A spear flew through the air. It caught Henry Smalls in the back and he went down, eyes wide, still trying to understand the danger. Fengel shouted in denial and drew his blade.
Draykin appeared, seeming to rise out of the very earth itself. There were dozens of the short reptiles. They hissed and screamed, and then the battle was on.
Chapter Eighteen
I really hate this ship.
The Copper Queen lumbered through the air like a pregnant cow. It swayed, not always with the movement of the wind. The light-air cells were a third depleted and the others rolled around loosely within the gasbag frame. As if that weren't enough, the support struts and cables stringing the ship itself to the 'bag were on the verge of giving way. Several had already torn and been rapidly replaced.

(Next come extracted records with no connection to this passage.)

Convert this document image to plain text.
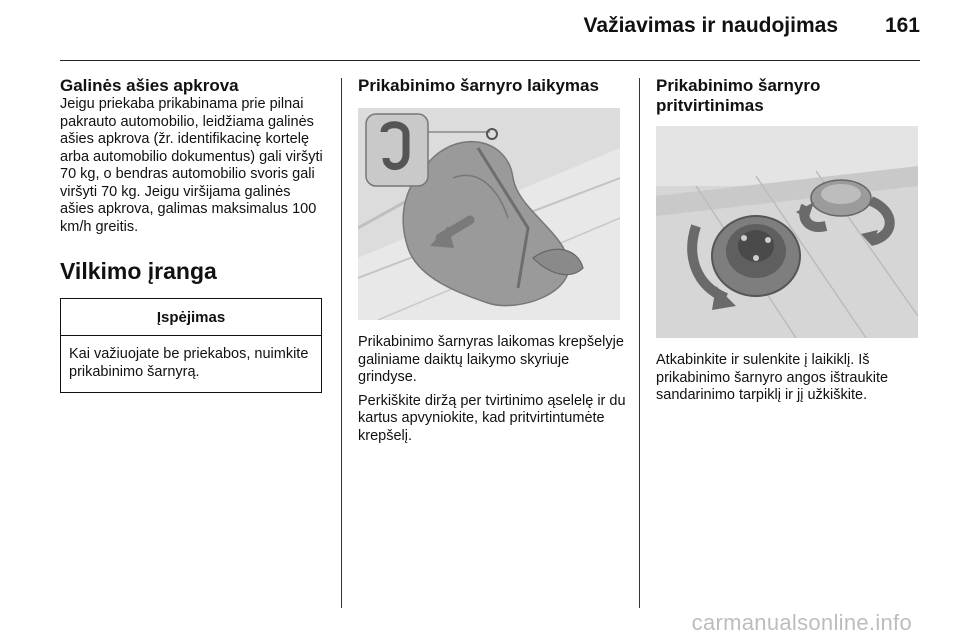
Važiavimas ir naudojimas 161
Galinės ašies apkrova

Jeigu priekaba prikabinama prie pilnai pakrauto automobilio, leidžiama galinės ašies apkrova (žr. identifikacinę kortelę arba automobilio dokumentus) gali viršyti 70 kg, o bendras automobilio svoris gali viršyti 70 kg. Jeigu viršijama galinės ašies apkrova, galimas maksimalus 100 km/h greitis.

Vilkimo įranga
Įspėjimas
Kai važiuojate be priekabos, nuimkite prikabinimo šarnyrą.
Prikabinimo šarnyro laikymas

Prikabinimo šarnyras laikomas krepšelyje galiniame daiktų laikymo skyriuje grindyse.

Perkiškite diržą per tvirtinimo ąselelę ir du kartus apvyniokite, kad pritvirtintumėte krepšelį.

Prikabinimo šarnyro pritvirtinimas

Atkabinkite ir sulenkite į laikiklį. Iš prikabinimo šarnyro angos ištraukite sandarinimo tarpiklį ir jį užkiškite.

carmanualsonline.info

Mordecai had just woken for his shift, yet still felt exhausted. The last eighteen hours had almost killed him. He felt like murdering someone in turn for having had to live through them. First had been the repair of the Queen, as mishap after mishap revealed the little life left in the craft. Then they'd returned to the wreck of the Albatross to load aboard the lingering treasure, supplies, light-air canisters, and anything that would burn for fuel. After that, Mordecai would have been glad to put the whole sorry adventure behind them, to return to Haventown if they could, or simply to Breachtown where they could scuttle the ship and make their way home via smuggler's routes.